Some products and companies do not need a front end and provide insight directly from reports gathered by data analysts. In these cases, the data team may need to do dashboards and measure metrics that are relevant to the user. You could say these companies are _ front end _. In contrast, companies that are more focused on data collection, enrichment, and architecture are _ afterload _.

We were able to use Tableau to build a working prototype that connected to our product analysis dashboard. Connecting Tableau dashboards to HTML pages is really easy.

How to embed a Tableau dashboard in a Web page

Use Tableau’s prototype problem browser. We establish a hierarchical structure of problem types that can be analyzed at multiple levels: the image quality group includes art mode, brightness difference and color group; Brightness difference includes all references to brightness or too dark problems.

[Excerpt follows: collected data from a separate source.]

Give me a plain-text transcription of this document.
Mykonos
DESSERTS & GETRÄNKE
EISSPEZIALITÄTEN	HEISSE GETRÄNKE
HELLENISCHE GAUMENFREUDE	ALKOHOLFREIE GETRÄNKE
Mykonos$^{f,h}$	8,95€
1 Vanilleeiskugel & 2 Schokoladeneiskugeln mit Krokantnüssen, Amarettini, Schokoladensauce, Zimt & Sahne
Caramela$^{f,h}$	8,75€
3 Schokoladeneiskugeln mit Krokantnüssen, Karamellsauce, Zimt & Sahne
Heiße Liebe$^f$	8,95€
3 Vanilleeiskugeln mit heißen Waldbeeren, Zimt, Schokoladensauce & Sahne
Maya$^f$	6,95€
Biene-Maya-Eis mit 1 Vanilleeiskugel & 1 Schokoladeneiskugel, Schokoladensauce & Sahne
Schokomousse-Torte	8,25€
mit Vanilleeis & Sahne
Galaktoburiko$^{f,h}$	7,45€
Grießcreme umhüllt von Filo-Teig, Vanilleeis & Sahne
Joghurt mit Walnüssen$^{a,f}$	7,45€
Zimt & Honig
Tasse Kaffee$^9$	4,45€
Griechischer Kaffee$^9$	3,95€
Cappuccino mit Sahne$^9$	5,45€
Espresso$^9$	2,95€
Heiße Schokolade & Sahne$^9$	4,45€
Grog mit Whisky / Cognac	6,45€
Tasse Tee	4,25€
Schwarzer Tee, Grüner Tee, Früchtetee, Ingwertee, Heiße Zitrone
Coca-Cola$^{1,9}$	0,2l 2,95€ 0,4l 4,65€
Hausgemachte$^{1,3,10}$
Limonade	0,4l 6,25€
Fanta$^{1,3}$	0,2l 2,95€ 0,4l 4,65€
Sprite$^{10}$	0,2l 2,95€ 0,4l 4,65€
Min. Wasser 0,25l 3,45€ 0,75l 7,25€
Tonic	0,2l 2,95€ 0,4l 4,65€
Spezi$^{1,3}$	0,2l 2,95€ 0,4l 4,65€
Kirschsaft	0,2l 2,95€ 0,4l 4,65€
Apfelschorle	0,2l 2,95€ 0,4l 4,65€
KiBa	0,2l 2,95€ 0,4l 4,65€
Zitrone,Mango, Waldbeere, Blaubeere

Images courtesy of the author.

These are questions drawn from TV reviews for specific brands, and we’ve already seen complaints about audio, brightness and the built-in app store. This is a small part of our review library, which is in the hundreds of millions. We expect this to be a handy thermometer for marketing analysts, providing them with users’ most intense questions.

This functionality is in the hands of our competent front end engineers and their HTML magic. The data science team is working to upgrade our NER model, and the engineering team is working on pipeline metrics. We are at the final step of the pipeline: delivering fully integrated functionality. It’s nice to see an idea implemented from start to finish and get feedback and attention from customers.

We hope this trip through our methodology will help you in your data journey!